BACOLOD, Philippines (AP) — Philippine police said Sunday that 14 suspected communist rebels were killed after they opened fire during raids in a central province, but rights groups countered that the men were farmers and the latest victims of extrajudicial killings.
Dozens of police, backed by army troops, were to conduct court-authorized home searches Saturday in a city and two towns in Negros Oriental province when the 14 men violently fought back, police officials said. A police officer was shot in the leg and wounded in the anti-insurgency and criminality sweep that also led to the arrests of 15 other suspects, they said.
Regional police chief Debold Sinas said six suspected insurgents and rebel supporters escaped. Law enforcers seized three shotguns, 25 pistols, a homemade rifle, three grenades, ammunition and rebel documents in the simultaneous raids in Canlaon city, where eight suspects were gunned down, and the towns of Manjuyod and Santa Catalina, where the rest were killed in the reported gunbattles.
"There were 14 suspects that engaged the raiders in a shootout during the implementation of the search warrants resulting to their deaths," Sinas told the national police chief in a report.
Human rights and farmers' groups condemned the killings of the men they said were farmers, including two village chiefs, and called for an independent investigation.
The Federation of Agricultural Workers cited the wife of one of the dead men, Edgardo Avelino, as saying that 10 men in uniform forcibly entered their home at around midnight saying they would serve an arrest warrant. Moments after, the men reportedly gunned down Avelino and his brother, Ismael, the farmers' group said.

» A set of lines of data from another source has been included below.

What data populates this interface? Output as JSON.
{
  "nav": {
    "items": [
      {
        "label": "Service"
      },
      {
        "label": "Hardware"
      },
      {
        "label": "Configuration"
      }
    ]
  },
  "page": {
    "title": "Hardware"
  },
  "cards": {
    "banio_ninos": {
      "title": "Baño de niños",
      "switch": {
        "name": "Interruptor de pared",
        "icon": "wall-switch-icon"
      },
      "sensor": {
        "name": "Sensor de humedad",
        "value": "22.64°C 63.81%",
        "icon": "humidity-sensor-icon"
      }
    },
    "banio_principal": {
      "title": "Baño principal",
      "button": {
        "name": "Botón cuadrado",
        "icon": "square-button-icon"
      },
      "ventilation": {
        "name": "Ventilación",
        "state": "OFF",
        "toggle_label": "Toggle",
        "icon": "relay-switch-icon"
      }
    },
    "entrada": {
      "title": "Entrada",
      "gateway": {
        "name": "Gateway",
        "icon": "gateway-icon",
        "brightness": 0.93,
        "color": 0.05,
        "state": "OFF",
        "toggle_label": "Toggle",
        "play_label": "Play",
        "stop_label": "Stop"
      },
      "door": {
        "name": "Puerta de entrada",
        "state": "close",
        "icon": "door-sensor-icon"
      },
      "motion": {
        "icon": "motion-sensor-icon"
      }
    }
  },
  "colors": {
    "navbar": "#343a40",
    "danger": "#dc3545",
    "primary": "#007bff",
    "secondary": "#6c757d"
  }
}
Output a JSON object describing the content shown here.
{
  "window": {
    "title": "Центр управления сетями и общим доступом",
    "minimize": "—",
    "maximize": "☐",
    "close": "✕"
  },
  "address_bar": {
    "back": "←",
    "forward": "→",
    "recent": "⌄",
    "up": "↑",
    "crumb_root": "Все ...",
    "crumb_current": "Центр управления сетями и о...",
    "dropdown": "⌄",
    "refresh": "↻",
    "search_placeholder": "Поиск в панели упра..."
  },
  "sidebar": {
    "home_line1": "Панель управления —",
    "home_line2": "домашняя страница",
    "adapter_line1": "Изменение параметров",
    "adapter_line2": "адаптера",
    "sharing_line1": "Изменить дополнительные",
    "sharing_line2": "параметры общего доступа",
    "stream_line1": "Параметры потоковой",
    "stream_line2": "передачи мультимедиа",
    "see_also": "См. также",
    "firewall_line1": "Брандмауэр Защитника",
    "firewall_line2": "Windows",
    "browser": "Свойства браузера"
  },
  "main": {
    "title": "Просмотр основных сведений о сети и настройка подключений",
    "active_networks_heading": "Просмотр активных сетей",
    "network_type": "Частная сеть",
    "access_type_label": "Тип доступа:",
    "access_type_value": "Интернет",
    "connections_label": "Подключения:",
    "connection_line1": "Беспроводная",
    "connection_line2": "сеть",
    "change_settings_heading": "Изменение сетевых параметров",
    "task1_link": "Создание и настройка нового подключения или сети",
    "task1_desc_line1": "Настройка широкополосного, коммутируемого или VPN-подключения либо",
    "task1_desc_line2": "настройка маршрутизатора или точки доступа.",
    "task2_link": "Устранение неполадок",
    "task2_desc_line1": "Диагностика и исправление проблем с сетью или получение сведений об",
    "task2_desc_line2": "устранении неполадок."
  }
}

A Roman Catholic bishop, Gerardo Alminaza, said among those killed was a church minister known for his good character and some members of a church group. Atrocities committed by law enforcers, Alminaza said, "will make you best recruiters for the underground movement."
"The appalling conduct of these 'police operations' obviously aims to make peasants, activists and other ordinary citizens of Negros to cower in fear, surrender their rights, and accept the wave of terror under the de facto martial law," the Northern Negros Alliance of Human Rights Advocates said.
The group said six farmers were killed and more than 50 others arrested in similar police raids in December in Guihulngan city in Negros Oriental, which lies on a sugar-producing agricultural island long known for its gaping divide between the poor and wealthy landowning families.
President Rodrigo Duterte declared martial law in the country's south in 2017 to contain a deadly siege by Islamic State group-aligned militants and other insurgents. Although Negros Oriental lies outside the south, it is in a region about 590 kilometers (366 miles) south of Manila where military and police forces have intensified counterinsurgency raids in recent years.
Police denied the 14 men killed in Saturday's raids were victims of extrajudicial killings. Aside from unlicensed firearms, police were looking for suspected New People's Army guerrillas involved in a failed attack on a Canlaon city police station this month and other assaults on police officers, Sinas said.
Communist guerrillas have waged a rural rebellion in the Philippines for half a century, one of Asia's longest. The violence has left about 40,000 combatants and civilians dead. It also has stunted economic development, especially in the countryside, where the military says about 3,500 insurgents are still active.